19. Black blood

1.1K 164 0
                                    

19. Darah hitam

Krash

Mata Caroline membulat sempurna ketika sebuah belati sukses menggoreskan luka di lengan Sebastian. Kini darah berwarna hitam bercucuran di sana namun tak membuat Sebastian kalah begitu saja. Lelaki itu nampak masih semangat untuk melawan ke enam lelaki yang kini masih saja menyerangnya dengan membabi buta.

Caroline tak tinggal diam. Gadis ini langsung menangkupkan kedua telapak tangannya ke arah Xander seraya berucap, "Kumohon hentikan pertarungan ini."

Xander menatap manik mata Caroline dengan tatapan iba. Ia paling tidak suka melihat gadis ini memohon kepadanya. "Hentikan!" Seruannya sukses membuat keenam lelaki tadi menghentikan serangannya.
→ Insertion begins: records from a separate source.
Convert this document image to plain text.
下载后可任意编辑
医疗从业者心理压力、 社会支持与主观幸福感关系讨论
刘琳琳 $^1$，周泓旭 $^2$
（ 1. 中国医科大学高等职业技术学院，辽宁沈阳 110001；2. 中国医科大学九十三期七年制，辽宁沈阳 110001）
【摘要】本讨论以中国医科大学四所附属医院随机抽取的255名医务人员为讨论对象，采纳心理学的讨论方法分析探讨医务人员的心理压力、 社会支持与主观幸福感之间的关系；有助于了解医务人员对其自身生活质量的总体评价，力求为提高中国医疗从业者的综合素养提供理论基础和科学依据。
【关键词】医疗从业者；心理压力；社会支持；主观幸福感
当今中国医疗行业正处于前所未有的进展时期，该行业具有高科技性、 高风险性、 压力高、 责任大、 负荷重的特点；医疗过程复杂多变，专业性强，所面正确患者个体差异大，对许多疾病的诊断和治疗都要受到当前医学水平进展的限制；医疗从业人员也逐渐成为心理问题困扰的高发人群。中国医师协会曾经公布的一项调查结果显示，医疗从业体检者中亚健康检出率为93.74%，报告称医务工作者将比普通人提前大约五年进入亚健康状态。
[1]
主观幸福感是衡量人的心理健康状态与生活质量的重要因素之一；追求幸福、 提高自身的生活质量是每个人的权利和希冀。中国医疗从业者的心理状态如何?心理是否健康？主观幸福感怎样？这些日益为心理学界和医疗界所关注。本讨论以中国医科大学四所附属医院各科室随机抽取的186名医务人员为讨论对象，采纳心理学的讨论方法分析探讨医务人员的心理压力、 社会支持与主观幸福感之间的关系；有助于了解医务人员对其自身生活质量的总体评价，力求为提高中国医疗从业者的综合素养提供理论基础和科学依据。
Sementara Sebastian, lelaki itu ambruk ke tanah--membuat Caroline dengan sigap berlari ke arahnya.

"Kau tidak apa?" Itu bukan Caroline yang bertanya, melainkan Sebastian.

Caroline tentu saja merasa kesal. Seharusnya ia yang melontarkan pertanyaan itu, tetapi kini sebaliknya. "Harusnya aku yang bertanya seperti itu!" semprotnya kemudian.

Sebastian tersenyum tipis menanggapi. Berbeda halnya dengan Caroline. Ia terlihat fokus mengamati luka di lengan Sebastian yang terus saja mengeluarkan darah berwarna hitam. Eh, tunggu, warna hitam?

Ya!
Darah yang dikeluarkan oleh tubuh Sebastian bukanlah berwarna merah, melainkan hitam.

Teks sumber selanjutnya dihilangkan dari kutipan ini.